Buddha Tooth Relic Temple and Museum
288 South Bridge Road
The Buddha Tooth Relic Temple, an amazingly beautiful building that adorns Singapore's China Town, is often compared to an ancient casket, the numerous boxes of which keep an unprecedented number of amazing treasures inside.
This temple, with its strikingly magnificent and luxurious interior, is situated on the ground floor of a three-storey building. The first floor is occupied by a small shop selling thematic literature, souvenirs and incenses, as well as a café, in which one can drink genuine Chinese tea. Meanwhile, the second floor features two very interesting museums: one is devoted to the history of the Buddhist culture, while the other illustrates the history of the temple’s main treasure – the Buddha Tooth Relic that is located on the third floor.
This Pagoda’s key relic is kept in a golden stupa, which is made of 420kg of pure gold, decorated with precious stones and secured under thick plate glass. It is possible to see the casket only twice each day: when the monks come here in order to conduct their special ceremony and open the hem that hides the stupa, although the Holy Buddha Tooth itself can be seen only on a screen located near the casket. The image of the golden stupa’s insides is broadcasted on it.
There are plenty of legends and rumors regarding the Singapore temple’s relic and its origin. According to one version of the tale, it is one of the four teeth that were taken out of Buddha's mouth by his followers, as he lay on the the funeral pyre following his cremation. The three other teeth are kept in different countries: one in the namesake temple in Kandy (Sri-Lanka); the second in China’s capital, while the third is alleged to have been recently discovered in Mongolia. Dentists, however, state that the tooth kept in this Singaporean Temple cannot possibly belong to the Buddha, or to any other human being, reason being that they believe it to be the tooth of an animal, most likely of a cow or buffalo. Regardless, Singaporean Buddhists sincerely believe that their relic is authentic and have worshipped it for almost two thousand years now.
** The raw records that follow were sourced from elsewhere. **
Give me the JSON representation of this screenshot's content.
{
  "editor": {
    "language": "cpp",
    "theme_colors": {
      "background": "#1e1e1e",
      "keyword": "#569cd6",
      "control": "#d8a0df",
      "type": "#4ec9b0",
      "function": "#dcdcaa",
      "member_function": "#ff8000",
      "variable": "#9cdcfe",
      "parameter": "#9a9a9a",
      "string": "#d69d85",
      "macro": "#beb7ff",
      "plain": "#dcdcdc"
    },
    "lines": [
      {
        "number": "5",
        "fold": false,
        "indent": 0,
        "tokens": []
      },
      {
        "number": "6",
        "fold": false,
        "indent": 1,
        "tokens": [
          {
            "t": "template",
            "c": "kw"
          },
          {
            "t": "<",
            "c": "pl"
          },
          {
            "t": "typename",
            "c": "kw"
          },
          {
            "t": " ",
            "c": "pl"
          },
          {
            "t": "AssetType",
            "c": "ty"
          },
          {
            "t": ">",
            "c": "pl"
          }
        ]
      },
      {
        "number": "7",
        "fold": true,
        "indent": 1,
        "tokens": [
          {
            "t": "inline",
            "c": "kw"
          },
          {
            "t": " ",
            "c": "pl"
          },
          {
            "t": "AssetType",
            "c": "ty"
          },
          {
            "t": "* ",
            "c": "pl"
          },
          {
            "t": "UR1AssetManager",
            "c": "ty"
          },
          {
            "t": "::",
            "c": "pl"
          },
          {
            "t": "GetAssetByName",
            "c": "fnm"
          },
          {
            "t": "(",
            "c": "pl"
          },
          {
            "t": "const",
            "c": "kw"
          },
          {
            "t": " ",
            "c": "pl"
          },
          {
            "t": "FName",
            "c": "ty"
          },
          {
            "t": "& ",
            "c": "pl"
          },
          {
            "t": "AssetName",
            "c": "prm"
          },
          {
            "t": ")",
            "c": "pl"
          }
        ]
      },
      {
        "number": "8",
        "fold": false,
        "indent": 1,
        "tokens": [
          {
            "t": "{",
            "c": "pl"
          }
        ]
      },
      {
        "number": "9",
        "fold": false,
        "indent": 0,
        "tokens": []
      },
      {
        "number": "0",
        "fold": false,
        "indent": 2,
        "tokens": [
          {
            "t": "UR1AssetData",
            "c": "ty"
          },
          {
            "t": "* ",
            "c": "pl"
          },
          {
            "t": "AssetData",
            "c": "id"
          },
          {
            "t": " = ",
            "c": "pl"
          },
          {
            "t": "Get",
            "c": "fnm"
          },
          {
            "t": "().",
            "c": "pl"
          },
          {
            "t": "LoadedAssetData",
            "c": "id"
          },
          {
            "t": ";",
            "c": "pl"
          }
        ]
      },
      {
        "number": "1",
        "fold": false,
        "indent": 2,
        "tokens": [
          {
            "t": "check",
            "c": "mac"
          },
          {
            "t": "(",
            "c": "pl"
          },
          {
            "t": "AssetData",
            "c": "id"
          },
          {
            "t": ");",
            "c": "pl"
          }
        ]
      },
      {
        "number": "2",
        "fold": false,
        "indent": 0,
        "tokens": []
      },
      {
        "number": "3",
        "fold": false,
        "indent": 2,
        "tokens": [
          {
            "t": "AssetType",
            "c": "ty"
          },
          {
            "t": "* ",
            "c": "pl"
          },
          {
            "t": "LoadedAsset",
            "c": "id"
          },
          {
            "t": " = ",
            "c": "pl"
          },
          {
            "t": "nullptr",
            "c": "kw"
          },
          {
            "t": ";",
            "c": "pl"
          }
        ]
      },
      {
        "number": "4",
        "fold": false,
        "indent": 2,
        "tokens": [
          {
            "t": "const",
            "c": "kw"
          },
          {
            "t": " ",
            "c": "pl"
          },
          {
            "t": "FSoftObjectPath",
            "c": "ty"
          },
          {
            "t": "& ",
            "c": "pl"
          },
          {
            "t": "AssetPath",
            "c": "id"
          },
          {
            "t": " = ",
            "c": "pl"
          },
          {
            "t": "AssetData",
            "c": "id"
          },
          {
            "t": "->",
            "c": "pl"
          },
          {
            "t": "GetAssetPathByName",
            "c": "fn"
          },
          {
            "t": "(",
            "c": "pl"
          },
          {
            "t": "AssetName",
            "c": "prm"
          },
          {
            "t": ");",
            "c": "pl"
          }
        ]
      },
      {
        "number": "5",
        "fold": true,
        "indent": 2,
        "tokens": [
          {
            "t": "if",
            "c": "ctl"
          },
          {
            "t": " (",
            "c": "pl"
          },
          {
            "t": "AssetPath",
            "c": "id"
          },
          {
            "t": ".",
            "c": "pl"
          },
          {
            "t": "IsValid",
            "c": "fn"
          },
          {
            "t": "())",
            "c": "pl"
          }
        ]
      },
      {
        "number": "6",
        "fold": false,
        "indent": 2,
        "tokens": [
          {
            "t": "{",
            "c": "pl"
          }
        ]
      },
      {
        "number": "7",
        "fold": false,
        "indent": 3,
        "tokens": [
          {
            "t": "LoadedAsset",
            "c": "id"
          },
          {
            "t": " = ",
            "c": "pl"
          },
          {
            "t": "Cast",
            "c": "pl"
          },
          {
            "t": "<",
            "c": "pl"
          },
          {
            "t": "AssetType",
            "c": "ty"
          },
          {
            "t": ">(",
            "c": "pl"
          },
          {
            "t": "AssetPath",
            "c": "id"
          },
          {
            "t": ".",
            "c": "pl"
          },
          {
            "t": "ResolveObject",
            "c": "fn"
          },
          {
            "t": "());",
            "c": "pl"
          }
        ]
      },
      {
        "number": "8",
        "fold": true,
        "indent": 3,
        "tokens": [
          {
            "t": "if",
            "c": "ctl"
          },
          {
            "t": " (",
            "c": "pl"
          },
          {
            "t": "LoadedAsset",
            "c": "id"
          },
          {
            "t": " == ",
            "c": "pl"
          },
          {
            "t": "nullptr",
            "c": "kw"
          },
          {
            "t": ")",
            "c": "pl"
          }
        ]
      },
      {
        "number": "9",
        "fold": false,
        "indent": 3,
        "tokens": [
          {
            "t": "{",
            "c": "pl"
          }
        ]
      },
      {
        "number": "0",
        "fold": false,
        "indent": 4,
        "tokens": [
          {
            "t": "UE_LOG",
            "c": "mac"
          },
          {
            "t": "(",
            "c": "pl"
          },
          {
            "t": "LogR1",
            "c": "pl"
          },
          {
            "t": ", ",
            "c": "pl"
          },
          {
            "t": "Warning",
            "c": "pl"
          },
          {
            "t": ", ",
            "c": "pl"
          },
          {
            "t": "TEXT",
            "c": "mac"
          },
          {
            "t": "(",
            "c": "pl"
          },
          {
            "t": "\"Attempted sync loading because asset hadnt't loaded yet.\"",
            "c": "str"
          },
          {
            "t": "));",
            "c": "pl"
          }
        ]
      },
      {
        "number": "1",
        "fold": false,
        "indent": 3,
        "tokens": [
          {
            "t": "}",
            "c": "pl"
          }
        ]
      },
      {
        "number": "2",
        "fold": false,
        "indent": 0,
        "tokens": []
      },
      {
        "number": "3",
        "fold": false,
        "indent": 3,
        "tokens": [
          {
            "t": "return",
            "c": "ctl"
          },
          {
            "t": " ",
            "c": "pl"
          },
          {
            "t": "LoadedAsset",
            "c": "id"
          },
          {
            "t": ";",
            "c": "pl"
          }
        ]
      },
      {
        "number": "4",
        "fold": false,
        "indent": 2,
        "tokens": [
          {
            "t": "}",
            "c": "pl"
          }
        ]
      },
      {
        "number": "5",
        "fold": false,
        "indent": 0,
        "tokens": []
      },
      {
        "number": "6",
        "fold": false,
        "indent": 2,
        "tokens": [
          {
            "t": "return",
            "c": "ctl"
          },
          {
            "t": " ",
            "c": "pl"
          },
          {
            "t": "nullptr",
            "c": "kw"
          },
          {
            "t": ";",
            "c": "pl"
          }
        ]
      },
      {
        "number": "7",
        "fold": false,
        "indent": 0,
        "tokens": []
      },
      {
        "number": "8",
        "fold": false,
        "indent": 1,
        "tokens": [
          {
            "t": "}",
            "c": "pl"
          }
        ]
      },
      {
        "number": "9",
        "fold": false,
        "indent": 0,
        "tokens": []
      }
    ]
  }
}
In addition, the Temple and Museum complex includes an exhibition hall, which regularly hosts shows devoted to the different aspects of religious art and Singaporean culture. There is also a theater for cultural performances, discussions and film shows. A blossoming orchid, the Dendrobium Buddha Tooth, can be seen on temple’s roof. This specimen, one of the most revered flowers in Singapore, derives its name from the Buddha Tooth Relic Temple and Museum.